Still Hilary laughed: “H-oh, uncle, if I loved any girl, I’d rather have her without your estate than with it.” Suddenly he sobered and glowed: “I wish you’d leave it to Adolphe! He’s a heap-sight better business man than I. Besides, being older, he feels he has the better right to it. You know you always counted on leaving it to him.”
The General looked black: “You actually decline the gift?”
“No. No, I don’t. I want to please you. But of my own free choice I wouldn’t have it. I’m no abolitionist, but I don’t want that kind of property. I don’t want the life that has to go with it. I know other sorts that are so much better. I’m not thinking only of the moral responsibility—”
“By—! sir, I am!”
“I know you are, and I honor you for it.”
“Bah!... Hilary, I—I’m much obliged to you for your company, but—”
“You’ve had enough,” laughed the good-natured young man. “Good-evening, sir.” He took a cross-street.
“Good-evening, my boy.” The tone was so kind that Hilary cast a look back. But the General’s eyes were straight before him.

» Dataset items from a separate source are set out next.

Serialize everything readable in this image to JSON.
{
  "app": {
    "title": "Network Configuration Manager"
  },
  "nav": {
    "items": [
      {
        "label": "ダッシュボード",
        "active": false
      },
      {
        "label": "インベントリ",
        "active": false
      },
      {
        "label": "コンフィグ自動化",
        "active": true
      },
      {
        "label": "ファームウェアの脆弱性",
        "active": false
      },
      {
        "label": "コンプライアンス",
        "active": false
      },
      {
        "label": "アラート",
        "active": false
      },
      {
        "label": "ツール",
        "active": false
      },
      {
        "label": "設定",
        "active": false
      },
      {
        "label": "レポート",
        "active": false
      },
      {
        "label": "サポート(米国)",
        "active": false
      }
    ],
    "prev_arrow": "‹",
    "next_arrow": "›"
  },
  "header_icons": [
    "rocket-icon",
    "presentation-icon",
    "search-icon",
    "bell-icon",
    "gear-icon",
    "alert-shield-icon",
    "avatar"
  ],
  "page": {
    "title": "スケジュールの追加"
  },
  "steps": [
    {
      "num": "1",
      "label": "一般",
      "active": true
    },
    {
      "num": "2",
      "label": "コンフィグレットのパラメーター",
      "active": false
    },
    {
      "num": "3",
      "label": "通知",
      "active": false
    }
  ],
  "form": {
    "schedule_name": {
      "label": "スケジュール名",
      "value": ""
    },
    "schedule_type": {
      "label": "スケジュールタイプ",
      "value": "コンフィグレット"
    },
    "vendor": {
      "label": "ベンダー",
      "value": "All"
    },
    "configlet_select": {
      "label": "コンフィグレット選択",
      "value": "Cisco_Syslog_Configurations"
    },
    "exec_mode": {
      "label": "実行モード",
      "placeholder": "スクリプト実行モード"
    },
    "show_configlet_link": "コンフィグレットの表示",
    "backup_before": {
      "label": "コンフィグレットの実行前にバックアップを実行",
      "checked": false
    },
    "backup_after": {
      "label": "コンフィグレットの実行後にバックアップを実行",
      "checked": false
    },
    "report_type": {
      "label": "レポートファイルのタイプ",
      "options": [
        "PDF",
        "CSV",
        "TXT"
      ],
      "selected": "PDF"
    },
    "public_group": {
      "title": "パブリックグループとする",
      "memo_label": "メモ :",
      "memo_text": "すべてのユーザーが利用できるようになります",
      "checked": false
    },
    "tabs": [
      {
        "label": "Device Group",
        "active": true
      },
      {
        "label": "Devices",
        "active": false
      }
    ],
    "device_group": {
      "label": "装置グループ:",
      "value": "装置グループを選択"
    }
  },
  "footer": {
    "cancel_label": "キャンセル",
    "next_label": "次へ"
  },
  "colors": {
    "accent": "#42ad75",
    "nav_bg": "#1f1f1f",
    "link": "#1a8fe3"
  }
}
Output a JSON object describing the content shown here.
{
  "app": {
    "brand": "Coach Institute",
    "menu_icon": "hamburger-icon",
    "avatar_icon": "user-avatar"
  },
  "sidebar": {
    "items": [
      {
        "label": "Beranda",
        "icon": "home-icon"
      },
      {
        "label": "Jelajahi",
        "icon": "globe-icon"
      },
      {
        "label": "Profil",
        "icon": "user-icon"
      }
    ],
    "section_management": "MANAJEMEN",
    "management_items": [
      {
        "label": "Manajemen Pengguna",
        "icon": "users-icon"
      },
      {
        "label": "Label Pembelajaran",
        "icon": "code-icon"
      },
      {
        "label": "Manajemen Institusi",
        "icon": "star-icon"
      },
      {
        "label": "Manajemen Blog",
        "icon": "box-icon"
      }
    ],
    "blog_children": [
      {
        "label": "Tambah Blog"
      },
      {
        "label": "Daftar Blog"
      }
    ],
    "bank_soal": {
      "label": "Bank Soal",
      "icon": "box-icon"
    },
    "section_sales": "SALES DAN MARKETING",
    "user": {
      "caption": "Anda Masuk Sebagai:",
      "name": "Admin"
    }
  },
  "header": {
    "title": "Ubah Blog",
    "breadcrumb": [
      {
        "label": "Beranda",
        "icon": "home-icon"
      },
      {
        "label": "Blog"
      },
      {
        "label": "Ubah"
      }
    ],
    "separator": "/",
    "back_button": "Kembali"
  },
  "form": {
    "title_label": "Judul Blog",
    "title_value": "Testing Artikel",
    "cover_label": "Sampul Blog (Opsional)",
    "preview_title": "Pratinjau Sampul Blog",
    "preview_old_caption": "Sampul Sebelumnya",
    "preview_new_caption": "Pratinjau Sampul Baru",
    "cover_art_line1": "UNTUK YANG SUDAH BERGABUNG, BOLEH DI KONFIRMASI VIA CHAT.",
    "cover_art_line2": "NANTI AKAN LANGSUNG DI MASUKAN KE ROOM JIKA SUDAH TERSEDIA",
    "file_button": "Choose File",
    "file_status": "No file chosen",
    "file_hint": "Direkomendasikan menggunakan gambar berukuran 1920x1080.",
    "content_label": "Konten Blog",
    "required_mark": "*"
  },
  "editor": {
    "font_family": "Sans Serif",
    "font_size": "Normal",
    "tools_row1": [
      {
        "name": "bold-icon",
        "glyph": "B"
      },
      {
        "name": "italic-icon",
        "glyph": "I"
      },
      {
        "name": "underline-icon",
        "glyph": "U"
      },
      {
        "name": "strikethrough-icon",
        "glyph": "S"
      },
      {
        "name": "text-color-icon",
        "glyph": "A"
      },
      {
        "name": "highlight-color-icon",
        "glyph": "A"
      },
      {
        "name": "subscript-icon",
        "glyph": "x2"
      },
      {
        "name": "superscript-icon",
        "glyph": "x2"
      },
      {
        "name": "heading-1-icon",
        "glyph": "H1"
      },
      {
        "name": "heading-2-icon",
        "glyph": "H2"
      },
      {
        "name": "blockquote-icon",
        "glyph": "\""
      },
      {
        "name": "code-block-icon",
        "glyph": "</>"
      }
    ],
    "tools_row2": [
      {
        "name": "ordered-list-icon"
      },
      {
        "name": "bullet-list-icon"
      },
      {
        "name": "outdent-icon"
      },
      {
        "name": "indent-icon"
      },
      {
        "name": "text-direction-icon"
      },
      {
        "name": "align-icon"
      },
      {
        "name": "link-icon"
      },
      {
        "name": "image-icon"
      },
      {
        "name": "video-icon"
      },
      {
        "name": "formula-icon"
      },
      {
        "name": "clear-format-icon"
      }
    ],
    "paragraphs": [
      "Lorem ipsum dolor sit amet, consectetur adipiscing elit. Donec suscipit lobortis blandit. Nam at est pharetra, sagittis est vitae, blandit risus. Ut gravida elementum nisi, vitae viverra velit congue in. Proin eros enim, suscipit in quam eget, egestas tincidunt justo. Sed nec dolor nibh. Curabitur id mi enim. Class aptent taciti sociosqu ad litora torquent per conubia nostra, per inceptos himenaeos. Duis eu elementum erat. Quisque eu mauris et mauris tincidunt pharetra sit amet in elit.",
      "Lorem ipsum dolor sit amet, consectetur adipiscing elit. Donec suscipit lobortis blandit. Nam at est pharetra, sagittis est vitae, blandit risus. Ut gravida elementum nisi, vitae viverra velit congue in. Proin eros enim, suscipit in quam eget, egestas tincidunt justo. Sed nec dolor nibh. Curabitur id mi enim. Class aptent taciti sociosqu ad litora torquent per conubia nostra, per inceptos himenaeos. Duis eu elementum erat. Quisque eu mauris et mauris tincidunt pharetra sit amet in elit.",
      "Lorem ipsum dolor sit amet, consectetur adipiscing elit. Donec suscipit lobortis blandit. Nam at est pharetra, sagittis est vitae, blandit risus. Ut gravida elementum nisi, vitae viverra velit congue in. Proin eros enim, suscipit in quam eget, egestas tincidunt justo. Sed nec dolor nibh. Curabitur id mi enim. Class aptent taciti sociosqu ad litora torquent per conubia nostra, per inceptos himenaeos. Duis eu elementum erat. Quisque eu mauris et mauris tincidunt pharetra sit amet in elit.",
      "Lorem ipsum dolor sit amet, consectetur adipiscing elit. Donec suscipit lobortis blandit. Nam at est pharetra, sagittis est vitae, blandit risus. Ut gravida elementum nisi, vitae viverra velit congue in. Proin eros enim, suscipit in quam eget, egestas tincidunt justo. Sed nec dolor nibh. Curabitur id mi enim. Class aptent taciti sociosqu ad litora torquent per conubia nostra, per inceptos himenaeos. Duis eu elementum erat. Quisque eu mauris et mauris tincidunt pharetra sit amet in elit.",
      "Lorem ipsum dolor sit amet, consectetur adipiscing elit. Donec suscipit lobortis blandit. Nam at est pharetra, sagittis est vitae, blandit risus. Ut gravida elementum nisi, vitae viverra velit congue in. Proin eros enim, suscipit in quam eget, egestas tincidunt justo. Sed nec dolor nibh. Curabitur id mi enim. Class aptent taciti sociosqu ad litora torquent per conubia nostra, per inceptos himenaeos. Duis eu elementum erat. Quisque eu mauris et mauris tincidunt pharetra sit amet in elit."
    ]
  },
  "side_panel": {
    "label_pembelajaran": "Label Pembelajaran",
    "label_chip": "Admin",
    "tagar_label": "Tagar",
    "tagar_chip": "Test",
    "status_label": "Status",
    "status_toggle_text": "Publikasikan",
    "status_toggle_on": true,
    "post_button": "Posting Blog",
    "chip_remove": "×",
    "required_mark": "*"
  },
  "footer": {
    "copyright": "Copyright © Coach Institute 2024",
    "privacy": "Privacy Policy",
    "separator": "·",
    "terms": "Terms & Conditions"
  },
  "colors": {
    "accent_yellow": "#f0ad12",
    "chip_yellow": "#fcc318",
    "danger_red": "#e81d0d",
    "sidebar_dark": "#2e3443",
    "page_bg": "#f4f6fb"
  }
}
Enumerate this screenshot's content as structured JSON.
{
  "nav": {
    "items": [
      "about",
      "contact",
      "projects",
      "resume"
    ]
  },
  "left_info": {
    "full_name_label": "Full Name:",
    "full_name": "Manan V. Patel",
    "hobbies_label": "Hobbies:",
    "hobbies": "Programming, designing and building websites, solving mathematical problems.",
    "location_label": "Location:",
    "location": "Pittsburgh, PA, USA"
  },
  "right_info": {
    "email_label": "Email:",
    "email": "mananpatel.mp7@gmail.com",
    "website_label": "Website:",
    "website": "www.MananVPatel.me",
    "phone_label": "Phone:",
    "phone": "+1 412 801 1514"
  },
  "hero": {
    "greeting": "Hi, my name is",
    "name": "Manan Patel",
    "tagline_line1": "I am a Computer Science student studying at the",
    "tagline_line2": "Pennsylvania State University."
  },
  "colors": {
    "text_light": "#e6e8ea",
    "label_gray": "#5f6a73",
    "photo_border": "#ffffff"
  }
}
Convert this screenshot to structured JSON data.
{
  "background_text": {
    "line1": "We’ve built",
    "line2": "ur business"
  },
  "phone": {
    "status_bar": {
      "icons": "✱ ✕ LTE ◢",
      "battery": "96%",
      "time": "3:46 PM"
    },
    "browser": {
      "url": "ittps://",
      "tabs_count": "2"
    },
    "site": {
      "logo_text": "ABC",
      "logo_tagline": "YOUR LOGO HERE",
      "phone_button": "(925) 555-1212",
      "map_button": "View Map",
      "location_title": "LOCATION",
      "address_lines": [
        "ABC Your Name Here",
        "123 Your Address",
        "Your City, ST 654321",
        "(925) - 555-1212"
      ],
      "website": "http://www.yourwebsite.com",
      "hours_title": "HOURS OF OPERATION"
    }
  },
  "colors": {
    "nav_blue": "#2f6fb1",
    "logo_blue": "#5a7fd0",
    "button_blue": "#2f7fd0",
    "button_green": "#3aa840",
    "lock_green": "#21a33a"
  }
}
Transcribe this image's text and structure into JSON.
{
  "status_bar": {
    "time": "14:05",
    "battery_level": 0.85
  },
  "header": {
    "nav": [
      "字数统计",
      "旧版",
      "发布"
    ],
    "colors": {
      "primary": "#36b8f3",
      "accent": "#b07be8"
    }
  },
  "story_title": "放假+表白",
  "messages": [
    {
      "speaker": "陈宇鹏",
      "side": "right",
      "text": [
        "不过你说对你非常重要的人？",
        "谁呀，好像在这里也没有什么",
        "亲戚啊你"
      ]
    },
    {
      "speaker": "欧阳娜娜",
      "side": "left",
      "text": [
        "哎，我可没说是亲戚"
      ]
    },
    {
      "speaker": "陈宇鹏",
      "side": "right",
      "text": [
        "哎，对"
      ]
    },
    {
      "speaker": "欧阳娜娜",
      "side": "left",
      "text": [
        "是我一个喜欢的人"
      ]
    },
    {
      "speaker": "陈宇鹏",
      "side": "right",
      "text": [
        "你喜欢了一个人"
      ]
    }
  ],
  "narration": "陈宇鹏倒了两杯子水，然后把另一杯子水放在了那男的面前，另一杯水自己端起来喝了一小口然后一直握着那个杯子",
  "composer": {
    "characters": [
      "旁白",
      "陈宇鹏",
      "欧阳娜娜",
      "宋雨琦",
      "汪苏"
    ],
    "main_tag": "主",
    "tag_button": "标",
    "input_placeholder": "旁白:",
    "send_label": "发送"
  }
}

Greenleaf accompanied the Valcours to their door. Charlie, who disliked him, and whose admiration for his own sister was privately cynical, had left them to themselves in the train. There, wholly undetected by the very man who had said some women were too feminine and she was one, she had played her sex against his with an energy veiled only by its intellectual nimbleness and its utterly dispassionate design. Charlie detected achievement in her voice as she twittered good-by to the departing soldier from their street door.